Ruling reminds elites ethics rules for them, too

- ANTHONY FUREY afurey@postmedia.com

For the longest time, Prime Minister Justin Trudeau and his office stuck to the same talking points about his 2016 holiday vacation to the Aga Khan’s Bahamas island: It was a family vacation. A private affair. The Aga Khan, the leader of the Ismaili Muslim religion, was a longtime friend. Nothing to see here, folks.

Except now the ethics commission­er has ruled that’s not quite the case. On Wednesday, Mary Dawson defied her critics and concluded her long-running investigat­ion into Trudeau’s trip that happened almost a year ago to the day.

She found him guilty of violating four sections of the Conflict of Interest Act (5, 11, 12 and 21) involving his accepting of the trip, his flying on the Aga Khan’s private helicopter and how he didn’t recuse himself from two meetings concerning public funds being given to an institute directly connected to the Aga Khan and his foundation.

(It remains unclear to me why such a wealthy individual needs taxpayer money to support his projects, but that’s an issue for another day.)

Seeing as the act, while quite lengthy, only contains 19 actual rules, being found in violation of four of them is quite the tally.

Dawson is defying her critics by issuing the report in the first place. She’d been labelled a lapdog by groups such as Democracy Watch. That all changes now. Her findings mean Trudeau is the first prime minister in Canadian history to violate a federal statue while in office.

You’ve also got to wonder about why she did this now, just weeks before her term expires on Jan. 8. Maybe she was working on this timeline all along. But it could have something to do with what her successor said when questioned at a committee hearing.

Last week Mario Dion would not commit to keeping open Dawson’s investigat­ions into both Trudeau and Bill Morneau. It was alarming to hear the Liberals’ last-minute, handpicked candidate who was rushed through the appointmen­t process suggest there’s a chance he’d drop probes into the very people who appointed him. Perhaps Dawson shared this assessment.

Back to those Trudeau talking points though.

The odd thing isn’t so much how his response to Dawson’s announceme­nt has changed, but how much it’s stayed the same. Here’s a snippet from what he told media Wednesday afternoon: “The Aga Khan is someone who has been a longtime friend of my family’s, a friend of mine, a friend to Canada as well. And for me to look for a place to have a quiet vacation, where I can have quality family time, is something we all look for with our families.”

Yup, just good ol’ middle-class Joe Trudeau out for a little vacay with the fam — on a billionair­e’s private island.

Spare us.

It’s like he’s learned nothing.
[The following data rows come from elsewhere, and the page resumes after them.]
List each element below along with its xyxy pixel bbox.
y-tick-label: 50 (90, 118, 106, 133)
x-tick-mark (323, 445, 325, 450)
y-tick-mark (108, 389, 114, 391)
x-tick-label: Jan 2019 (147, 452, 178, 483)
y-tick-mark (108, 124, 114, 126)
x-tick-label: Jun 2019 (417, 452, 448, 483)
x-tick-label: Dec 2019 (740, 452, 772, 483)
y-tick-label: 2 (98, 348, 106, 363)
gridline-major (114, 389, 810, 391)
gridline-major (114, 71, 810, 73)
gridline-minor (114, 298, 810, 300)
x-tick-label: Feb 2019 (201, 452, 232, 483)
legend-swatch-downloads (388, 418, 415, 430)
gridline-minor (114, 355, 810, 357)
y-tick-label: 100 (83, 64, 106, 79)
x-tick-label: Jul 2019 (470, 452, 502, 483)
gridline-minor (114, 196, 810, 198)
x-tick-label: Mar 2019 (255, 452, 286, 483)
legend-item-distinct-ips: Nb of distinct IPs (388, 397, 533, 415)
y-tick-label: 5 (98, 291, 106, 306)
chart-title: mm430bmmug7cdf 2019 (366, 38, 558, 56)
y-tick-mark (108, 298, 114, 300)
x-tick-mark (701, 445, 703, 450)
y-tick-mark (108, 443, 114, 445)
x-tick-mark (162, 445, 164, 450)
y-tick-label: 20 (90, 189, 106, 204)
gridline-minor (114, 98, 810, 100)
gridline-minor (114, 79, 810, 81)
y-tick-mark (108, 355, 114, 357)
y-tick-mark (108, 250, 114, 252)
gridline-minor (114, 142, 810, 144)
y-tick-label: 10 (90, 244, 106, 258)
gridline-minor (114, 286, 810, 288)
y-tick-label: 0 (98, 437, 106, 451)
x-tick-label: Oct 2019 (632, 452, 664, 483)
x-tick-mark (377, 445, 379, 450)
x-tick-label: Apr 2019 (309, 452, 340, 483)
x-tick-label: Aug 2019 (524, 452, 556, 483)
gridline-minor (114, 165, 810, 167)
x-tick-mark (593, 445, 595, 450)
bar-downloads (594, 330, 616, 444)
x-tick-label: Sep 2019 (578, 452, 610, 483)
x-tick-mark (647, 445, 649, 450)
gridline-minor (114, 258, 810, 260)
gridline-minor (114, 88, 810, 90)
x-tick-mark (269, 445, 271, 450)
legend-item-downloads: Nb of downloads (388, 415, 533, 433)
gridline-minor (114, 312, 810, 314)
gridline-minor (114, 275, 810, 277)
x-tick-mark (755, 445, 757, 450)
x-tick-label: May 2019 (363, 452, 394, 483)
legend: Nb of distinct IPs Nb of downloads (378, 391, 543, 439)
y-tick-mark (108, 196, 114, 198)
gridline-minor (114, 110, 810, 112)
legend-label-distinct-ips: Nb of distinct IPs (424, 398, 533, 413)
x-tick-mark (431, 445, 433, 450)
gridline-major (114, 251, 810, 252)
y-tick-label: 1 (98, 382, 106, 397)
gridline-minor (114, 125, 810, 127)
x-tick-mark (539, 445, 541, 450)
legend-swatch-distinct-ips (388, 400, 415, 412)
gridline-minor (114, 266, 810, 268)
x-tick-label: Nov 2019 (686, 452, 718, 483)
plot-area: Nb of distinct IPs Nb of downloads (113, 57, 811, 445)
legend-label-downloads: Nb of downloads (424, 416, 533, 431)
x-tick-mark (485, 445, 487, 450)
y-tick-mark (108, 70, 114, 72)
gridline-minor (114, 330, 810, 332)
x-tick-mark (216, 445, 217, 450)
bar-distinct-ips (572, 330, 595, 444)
The only mea culpa is his pledge that “in the future, including on family friends and personal family trips, we will be proactivel­y working with (the ethics commission­er) to ensure there is no conflict of interest, no appearance of conflict of interest.”

In other words, now that the horse has gone, he’s going to close the barn doors.

The problem in these responses has always been tone, which reeks of moral superiorit­y. It’s as if because they’re buddies and everyone on the cocktail circuit will vouch for them as men of good character, then we should give them a free pass when they violate some pesky little rules.

This is the same tone that’s prevailed in the Morneau saga. And it doesn’t cut it.

It’s an incredibly elitist attitude. And Dawson’s report sets it straight.